Coney Island “developer” Joe Sitt, the local boy who owns a large portion of the People’s Playground but has yet to build anything atop it, is again bringing a flea market to his Stillwell Avenue lots in a scheme similar to one that failed miserably in 2009 — and other stakeholders in the area say it’s time for the his company, Thor Equities, to actually put a shovel in the ground.

“The lots aren’t being used properly,” said Dick Zigun, who runs the all-year-round Coney Island Sideshows by the Seashore. “There should be year-round entertainment there.”

Some say that the lots, which are about the size of two football fields and are located on both sides of Stillwell Avenue below Surf Avenue, should house things like bowling alleys, movie theaters and restaurants — not an outdoor fair that will end in October. The lots’ zoning permits a temporary fair ground, but that usage doesn’t gel with the city’s vision for a glitzy Coney Island that thrives through the winter.

“It’s a travesty and not what Coney Island is about,” said Coney-Brighton Boardwalk Alliance founder Robert Burstein. “People come to Coney Island for an amusement experience, not flea markets.”

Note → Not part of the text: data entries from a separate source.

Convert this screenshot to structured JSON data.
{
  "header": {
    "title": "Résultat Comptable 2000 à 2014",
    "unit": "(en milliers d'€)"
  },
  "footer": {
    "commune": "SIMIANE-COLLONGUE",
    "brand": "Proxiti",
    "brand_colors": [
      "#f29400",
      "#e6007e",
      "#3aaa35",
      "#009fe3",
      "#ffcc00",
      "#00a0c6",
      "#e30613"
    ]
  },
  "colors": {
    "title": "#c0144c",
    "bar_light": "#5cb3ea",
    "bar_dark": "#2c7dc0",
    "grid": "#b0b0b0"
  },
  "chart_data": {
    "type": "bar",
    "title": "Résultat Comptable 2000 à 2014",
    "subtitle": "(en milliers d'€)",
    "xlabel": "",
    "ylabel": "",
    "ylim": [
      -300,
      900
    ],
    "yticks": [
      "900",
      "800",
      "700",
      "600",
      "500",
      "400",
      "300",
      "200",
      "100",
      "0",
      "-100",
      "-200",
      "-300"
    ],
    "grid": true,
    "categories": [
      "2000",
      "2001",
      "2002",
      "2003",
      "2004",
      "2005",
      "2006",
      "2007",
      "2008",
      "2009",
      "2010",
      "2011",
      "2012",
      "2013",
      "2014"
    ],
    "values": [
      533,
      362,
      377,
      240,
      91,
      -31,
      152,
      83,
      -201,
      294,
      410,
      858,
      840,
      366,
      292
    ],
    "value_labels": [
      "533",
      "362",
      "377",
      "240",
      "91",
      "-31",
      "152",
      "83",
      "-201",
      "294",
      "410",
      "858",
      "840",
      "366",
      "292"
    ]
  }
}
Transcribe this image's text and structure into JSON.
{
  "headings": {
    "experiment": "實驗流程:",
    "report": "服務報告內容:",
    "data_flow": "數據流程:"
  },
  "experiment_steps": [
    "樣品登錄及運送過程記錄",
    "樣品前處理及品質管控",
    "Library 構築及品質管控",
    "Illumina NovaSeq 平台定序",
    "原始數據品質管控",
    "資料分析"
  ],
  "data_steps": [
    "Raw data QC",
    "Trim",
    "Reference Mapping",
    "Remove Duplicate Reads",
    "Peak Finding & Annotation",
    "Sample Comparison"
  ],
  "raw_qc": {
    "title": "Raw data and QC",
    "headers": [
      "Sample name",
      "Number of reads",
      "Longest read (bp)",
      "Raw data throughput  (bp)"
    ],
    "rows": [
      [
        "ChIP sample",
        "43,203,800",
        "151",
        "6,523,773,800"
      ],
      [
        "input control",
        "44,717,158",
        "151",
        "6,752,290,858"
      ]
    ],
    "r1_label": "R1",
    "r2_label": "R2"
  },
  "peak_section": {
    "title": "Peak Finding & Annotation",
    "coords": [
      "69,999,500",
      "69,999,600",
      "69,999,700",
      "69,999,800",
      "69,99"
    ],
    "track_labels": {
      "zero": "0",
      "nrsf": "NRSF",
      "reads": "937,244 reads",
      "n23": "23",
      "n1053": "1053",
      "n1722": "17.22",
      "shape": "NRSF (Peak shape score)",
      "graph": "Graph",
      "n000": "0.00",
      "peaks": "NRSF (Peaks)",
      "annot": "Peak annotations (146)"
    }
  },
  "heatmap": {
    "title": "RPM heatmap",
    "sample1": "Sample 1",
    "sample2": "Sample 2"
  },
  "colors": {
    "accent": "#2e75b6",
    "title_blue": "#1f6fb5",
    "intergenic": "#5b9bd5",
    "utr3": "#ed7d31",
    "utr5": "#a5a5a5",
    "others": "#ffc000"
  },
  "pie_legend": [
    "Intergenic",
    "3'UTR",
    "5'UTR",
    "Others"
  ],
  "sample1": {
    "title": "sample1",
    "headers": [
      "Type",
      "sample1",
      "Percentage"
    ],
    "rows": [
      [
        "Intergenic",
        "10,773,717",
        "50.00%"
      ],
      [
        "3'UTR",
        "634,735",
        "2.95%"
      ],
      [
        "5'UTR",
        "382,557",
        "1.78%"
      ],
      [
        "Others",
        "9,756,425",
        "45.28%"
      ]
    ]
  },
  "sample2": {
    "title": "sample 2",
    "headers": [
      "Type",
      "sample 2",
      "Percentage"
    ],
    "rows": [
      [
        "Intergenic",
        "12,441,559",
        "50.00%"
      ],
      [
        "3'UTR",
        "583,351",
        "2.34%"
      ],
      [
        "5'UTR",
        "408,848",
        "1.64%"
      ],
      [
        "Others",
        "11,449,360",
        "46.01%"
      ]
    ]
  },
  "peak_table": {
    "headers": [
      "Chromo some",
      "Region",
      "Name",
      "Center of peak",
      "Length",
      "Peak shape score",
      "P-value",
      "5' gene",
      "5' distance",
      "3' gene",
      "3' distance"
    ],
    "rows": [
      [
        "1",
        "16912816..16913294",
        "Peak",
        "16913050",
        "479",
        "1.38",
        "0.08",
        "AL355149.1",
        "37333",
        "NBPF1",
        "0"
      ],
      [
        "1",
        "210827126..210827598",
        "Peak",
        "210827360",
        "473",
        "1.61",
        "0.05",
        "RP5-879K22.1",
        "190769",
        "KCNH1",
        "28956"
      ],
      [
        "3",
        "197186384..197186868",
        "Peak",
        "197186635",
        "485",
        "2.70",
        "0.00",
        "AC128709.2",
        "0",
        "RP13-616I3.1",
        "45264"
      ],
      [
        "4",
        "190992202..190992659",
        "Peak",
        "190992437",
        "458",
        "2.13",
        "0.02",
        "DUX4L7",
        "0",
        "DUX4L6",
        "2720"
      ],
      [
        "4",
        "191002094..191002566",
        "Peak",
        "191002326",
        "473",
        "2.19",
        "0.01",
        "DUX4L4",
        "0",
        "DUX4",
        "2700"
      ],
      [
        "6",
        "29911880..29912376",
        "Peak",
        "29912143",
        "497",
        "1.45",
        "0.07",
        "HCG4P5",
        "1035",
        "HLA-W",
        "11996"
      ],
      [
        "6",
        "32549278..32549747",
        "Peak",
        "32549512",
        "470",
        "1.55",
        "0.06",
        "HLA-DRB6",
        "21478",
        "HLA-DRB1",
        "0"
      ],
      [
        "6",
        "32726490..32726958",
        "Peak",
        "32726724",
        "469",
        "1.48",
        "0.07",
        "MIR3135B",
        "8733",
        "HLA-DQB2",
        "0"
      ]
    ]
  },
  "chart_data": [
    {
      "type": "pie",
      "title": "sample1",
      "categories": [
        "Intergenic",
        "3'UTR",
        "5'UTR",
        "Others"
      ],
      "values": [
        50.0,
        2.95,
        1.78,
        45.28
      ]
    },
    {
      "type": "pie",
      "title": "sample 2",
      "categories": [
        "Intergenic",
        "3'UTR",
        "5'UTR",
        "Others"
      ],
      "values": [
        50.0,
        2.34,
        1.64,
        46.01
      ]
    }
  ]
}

The BK Festival is slated to launch May 15 in the Sitt-owned vacant lots and will feature carnival acts, games, food booths, inflatable bounce houses and about 120 retail vendors that operated at the now-defunct Aqueduct Flea Market in Queens, which closed after more than 30 years to make way for a casino. The BK Festival’s format is similar to Sitt’s much-hyped temporary fair, which failed to open the 25 rides it had originally promised and disappointed locals with its cheap market offerings.

But the company Sitt booked to run the BK Festival — former Aqueduct Flea Market management — says that the new fair will be more high-end than Festival by the Sea.

“We’ll have upscale retail and there won’t be any second-hand clothes,” said BK Festival Director Will McCarthy. “Don’t connect 2009 with what we’re doing — the difference is like night and day.”

McCarthy touted the BK Festival attractions that he’s most excited about, which will include a booth for healthy cooking demos and magic shows.

This isn’t the first time that Sitt’s projects have clashed with both the city and the community. In the summer of 2008, Sitt’s self-described “Summer of Hope” carnival turned into the “Summer of Nope” when the carnies packed up early. That same season, Astroland closed because of a contract dispute with longtime operator Carol Albert.

And in November 2009, the city bought seven acres of property that Sitt had owned since 2005 to pursue Mayor Bloomberg’s redevelopment vision. Buying out Sitt was a key component of the Bloomberg administration’s plan to jump-start the long-stalled renaissance of Coney Island.

Sitt had his own vision of a $2-billion, 24-7-365-day-a-year Xanadu with hotels, malls, new rides and indoor attractions, but city officials refused to talk to him about the zoning change Sitt would need.

Sitt still owns five acres of Coney, but has never built anything. The BK Festival is set for a single season run, though there’s no word yet on if Sitt is planning something more permanent than an outdoor flea for the Stillwell Avenue lots, according to his spokesman Stefan Friedman.